Beginning in 2022 Maryland began crossing the state’s best trees with the best trees in Virginia. “The hope is that we will get higher levels of resistance,” he said. “It’s going to take a few years to sort this out. And, if the answer is no, it’s sort of back to the drawing board.”

“Science never works the way you set out, and you have to be flexible,” he adds.

Blight fungus kills trees.

Levine worked as a TACF volunteer for 20 years before he retired in 2016 from a career as a foreign service officer. Until late last year he was the Maryland chapter president.

He is currently working on a Ph.D. in plant science at the University of Maryland, developing a means to use a gene editing tool called CRISPR to efficiently manipulate the genome of the chestnut blight fungus.

“If you knock a gene out and the fungus grows well in a Petrie dish but not in the tree, you have found something that is important,” he said, noting the work takes a lot of trial and error.

In other efforts, TACF has partnered with the College of Environmental Science and Forestry (SUNY ESF) with a genetically engineered American chestnut called Darling 58. Studies show good results in the controlled experiments, finding enhanced resistance to blight using a single gene from wheat.

SUNY ESF has petitions before several federal agencies to apply unregulated status to the new strain. Fitzsimmons says the request is unprecedented, and would make the species the first genetically modified tree designed for release in the wild. She is encouraged by USDA’s draft review, which concludes that Darling 58 is unlikely to pose a plant pest risk and that the tree’s release is likely to have positive or similar benefits to that of planting other chestnuts. Final regulatory on deregulation may occur as early as spring 2023.

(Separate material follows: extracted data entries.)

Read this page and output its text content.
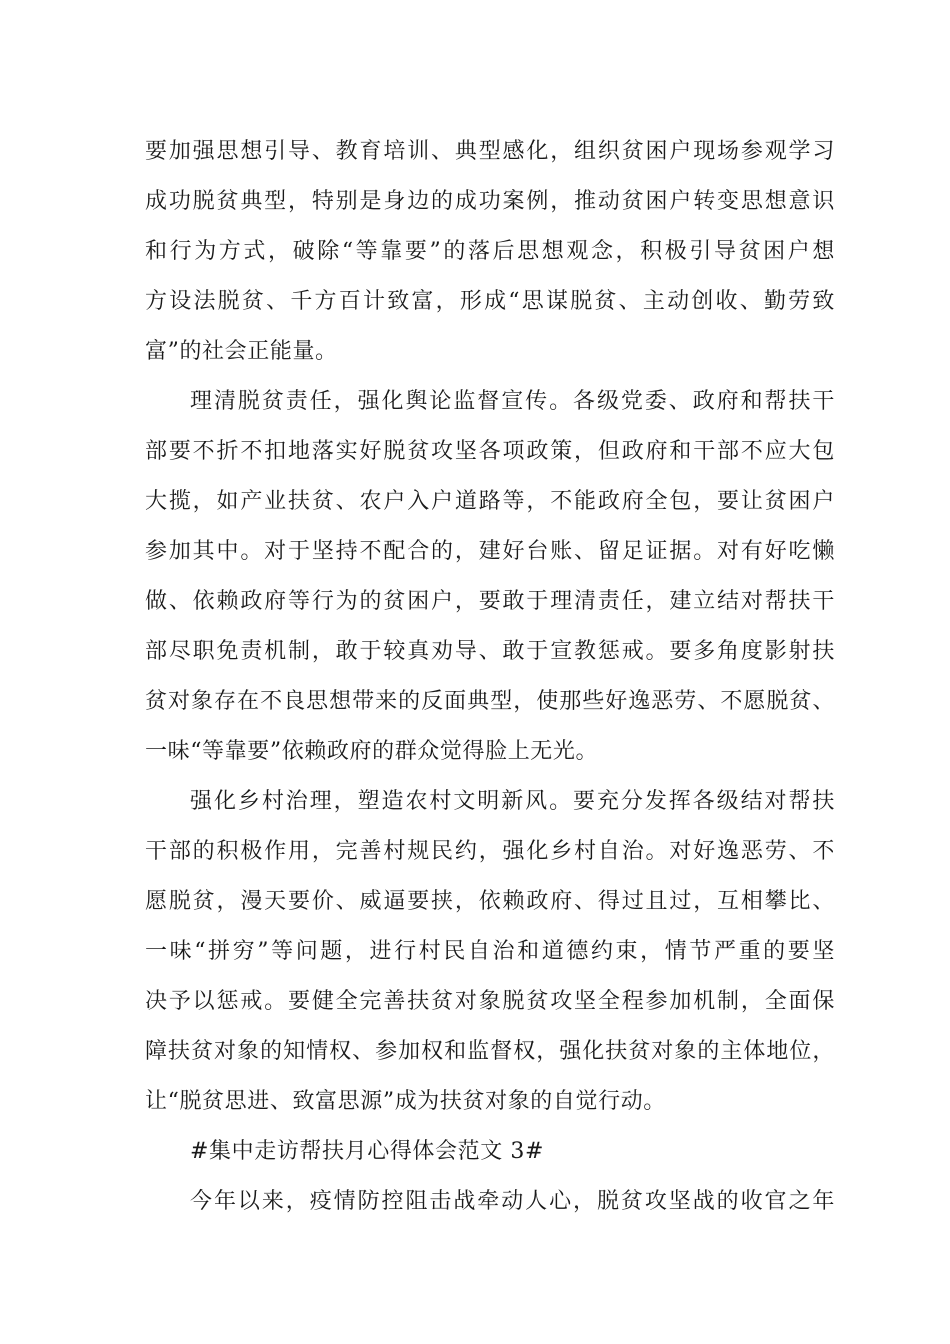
要加强思想引导、教育培训、典型感化，组织贫困户现场参观学习
成功脱贫典型，特别是身边的成功案例，推动贫困户转变思想意识
和行为方式，破除“等靠要”的落后思想观念，积极引导贫困户想
方设法脱贫、千方百计致富，形成“思谋脱贫、主动创收、勤劳致
富”的社会正能量。
理清脱贫责任，强化舆论监督宣传。各级党委、政府和帮扶干
部要不折不扣地落实好脱贫攻坚各项政策，但政府和干部不应大包
大揽，如产业扶贫、农户入户道路等，不能政府全包，要让贫困户
参加其中。对于坚持不配合的，建好台账、留足证据。对有好吃懒
做、依赖政府等行为的贫困户，要敢于理清责任，建立结对帮扶干
部尽职免责机制，敢于较真劝导、敢于宣教惩戒。要多角度影射扶
贫对象存在不良思想带来的反面典型，使那些好逸恶劳、不愿脱贫、
一味“等靠要”依赖政府的群众觉得脸上无光。
强化乡村治理，塑造农村文明新风。要充分发挥各级结对帮扶
干部的积极作用，完善村规民约，强化乡村自治。对好逸恶劳、不
愿脱贫，漫天要价、威逼要挟，依赖政府、得过且过，互相攀比、
一味“拼穷”等问题，进行村民自治和道德约束，情节严重的要坚
决予以惩戒。要健全完善扶贫对象脱贫攻坚全程参加机制，全面保
障扶贫对象的知情权、参加权和监督权，强化扶贫对象的主体地位，
让“脱贫思进、致富思源”成为扶贫对象的自觉行动。
#集中走访帮扶月心得体会范文 3#
今年以来，疫情防控阻击战牵动人心，脱贫攻坚战的收官之年
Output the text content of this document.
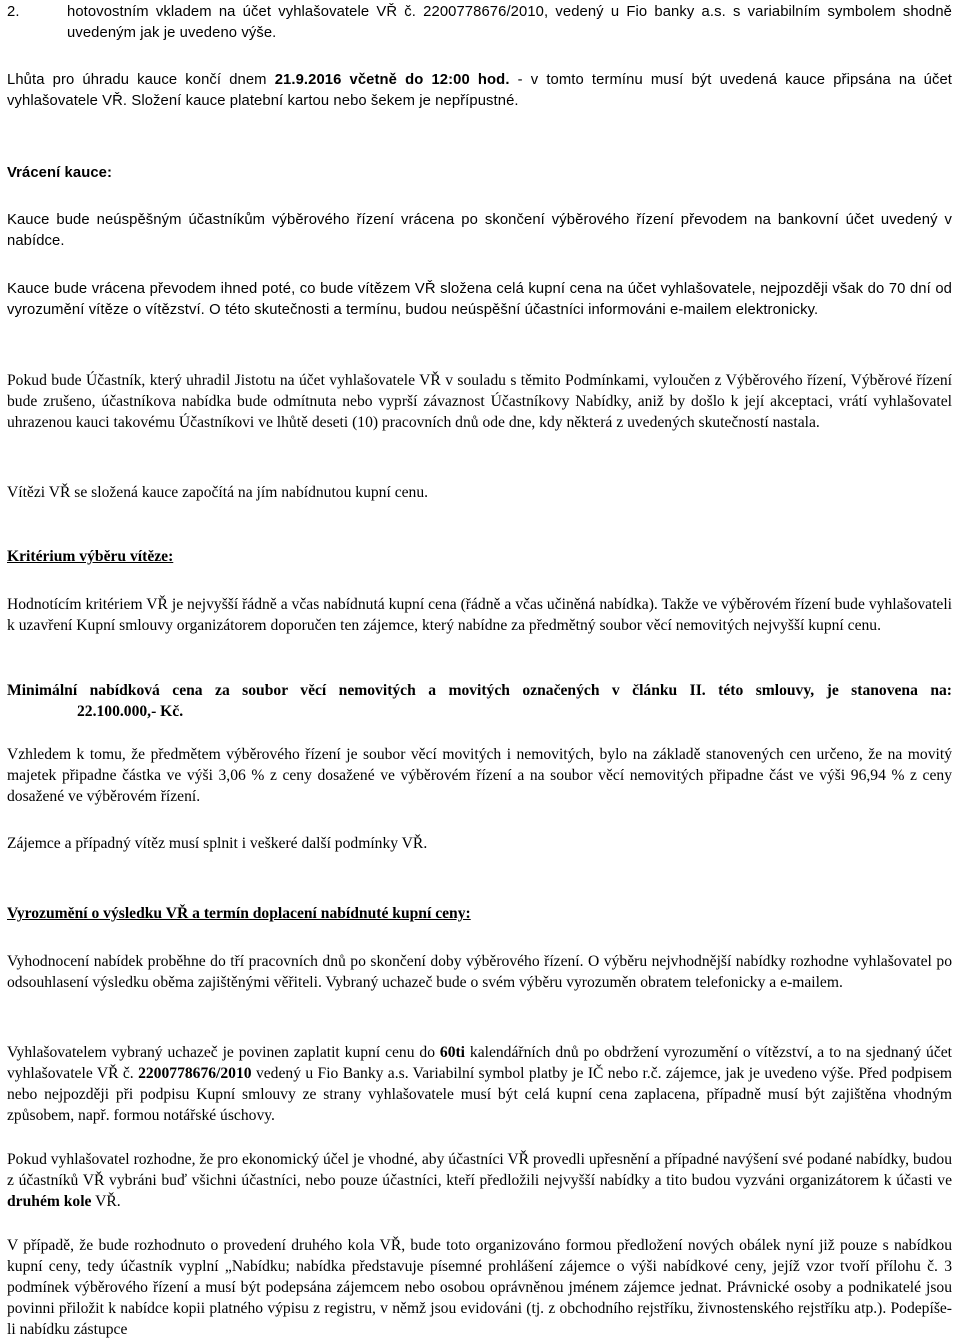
2.	hotovostním vkladem na účet vyhlašovatele VŘ č. 2200778676/2010, vedený u Fio banky a.s. s variabilním symbolem shodně uvedeným jak je uvedeno výše.

Lhůta pro úhradu kauce končí dnem 21.9.2016 včetně do 12:00 hod. - v tomto termínu musí být uvedená kauce připsána na účet vyhlašovatele VŘ. Složení kauce platební kartou nebo šekem je nepřípustné.

Vrácení kauce:

Kauce bude neúspěšným účastníkům výběrového řízení vrácena po skončení výběrového řízení převodem na bankovní účet uvedený v nabídce.

Kauce bude vrácena převodem ihned poté, co bude vítězem VŘ složena celá kupní cena na účet vyhlašovatele, nejpozději však do 70 dní od vyrozumění vítěze o vítězství. O této skutečnosti a termínu, budou neúspěšní účastníci informováni e-mailem elektronicky.

Pokud bude Účastník, který uhradil Jistotu na účet vyhlašovatele VŘ v souladu s těmito Podmínkami, vyloučen z Výběrového řízení, Výběrové řízení bude zrušeno, účastníkova nabídka bude odmítnuta nebo vyprší závaznost Účastníkovy Nabídky, aniž by došlo k její akceptaci, vrátí vyhlašovatel uhrazenou kauci takovému Účastníkovi ve lhůtě deseti (10) pracovních dnů ode dne, kdy některá z uvedených skutečností nastala.

Vítězi VŘ se složená kauce započítá na jím nabídnutou kupní cenu.

Kritérium výběru vítěze:

Hodnotícím kritériem VŘ je nejvyšší řádně a včas nabídnutá kupní cena (řádně a včas učiněná nabídka). Takže ve výběrovém řízení bude vyhlašovateli k uzavření Kupní smlouvy organizátorem doporučen ten zájemce, který nabídne za předmětný soubor věcí nemovitých nejvyšší kupní cenu.

Minimální nabídková cena za soubor věcí nemovitých a movitých označených v článku II. této smlouvy, je stanovena na:22.100.000,- Kč.

Vzhledem k tomu, že předmětem výběrového řízení je soubor věcí movitých i nemovitých, bylo na základě stanovených cen určeno, že na movitý majetek připadne částka ve výši 3,06 % z ceny dosažené ve výběrovém řízení a na soubor věcí nemovitých připadne část ve výši 96,94 % z ceny dosažené ve výběrovém řízení.

Zájemce a případný vítěz musí splnit i veškeré další podmínky VŘ.

Vyrozumění o výsledku VŘ a termín doplacení nabídnuté kupní ceny:

Vyhodnocení nabídek proběhne do tří pracovních dnů po skončení doby výběrového řízení. O výběru nejvhodnější nabídky rozhodne vyhlašovatel po odsouhlasení výsledku oběma zajištěnými věřiteli. Vybraný uchazeč bude o svém výběru vyrozuměn obratem telefonicky a e-mailem.

Vyhlašovatelem vybraný uchazeč je povinen zaplatit kupní cenu do 60ti kalendářních dnů po obdržení vyrozumění o vítězství, a to na sjednaný účet vyhlašovatele VŘ č. 2200778676/2010 vedený u Fio Banky a.s. Variabilní symbol platby je IČ nebo r.č. zájemce, jak je uvedeno výše. Před podpisem nebo nejpozději při podpisu Kupní smlouvy ze strany vyhlašovatele musí být celá kupní cena zaplacena, případně musí být zajištěna vhodným způsobem, např. formou notářské úschovy.

Pokud vyhlašovatel rozhodne, že pro ekonomický účel je vhodné, aby účastníci VŘ provedli upřesnění a případné navýšení své podané nabídky, budou z účastníků VŘ vybráni buď všichni účastníci, nebo pouze účastníci, kteří předložili nejvyšší nabídky a tito budou vyzváni organizátorem k účasti ve druhém kole VŘ.

V případě, že bude rozhodnuto o provedení druhého kola VŘ, bude toto organizováno formou předložení nových obálek nyní již pouze s nabídkou kupní ceny, tedy účastník vyplní „Nabídku; nabídka představuje písemné prohlášení zájemce o výši nabídkové ceny, jejíž vzor tvoří přílohu č. 3 podmínek výběrového řízení a musí být podepsána zájemcem nebo osobou oprávněnou jménem zájemce jednat. Právnické osoby a podnikatelé jsou povinni přiložit k nabídce kopii platného výpisu z registru, v němž jsou evidováni (tj. z obchodního rejstříku, živnostenského rejstříku atp.). Podepíše-li nabídku zástupce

While Darling 58 would certainly be a game changer, Fitzsimmons says the work must continue on multiple fronts. “When you talk about something as big as disease resistance, you want as many tools as possible,” she says. “You make a more complicated puzzle that makes it harder for the disease to overcome in the long term.”

Fitzsimmons says gains for the American chestnut promote the overall health of the American forest. “You want the chestnut to get installed because we are going to face this challenge with more species. We need a template so that we can rescue [them] and have the diversity that our forested ecosystems need to continue to maintain themselves.”

Levine doesn’t expect to see any widescale return of the American chestnut in his lifetime. “Just because it takes a long time doesn’t mean that it is not worth doing,” he says. “I want these trees back in the forest.” !

Rosanne Skirble is a freelance writer in Silver Spring.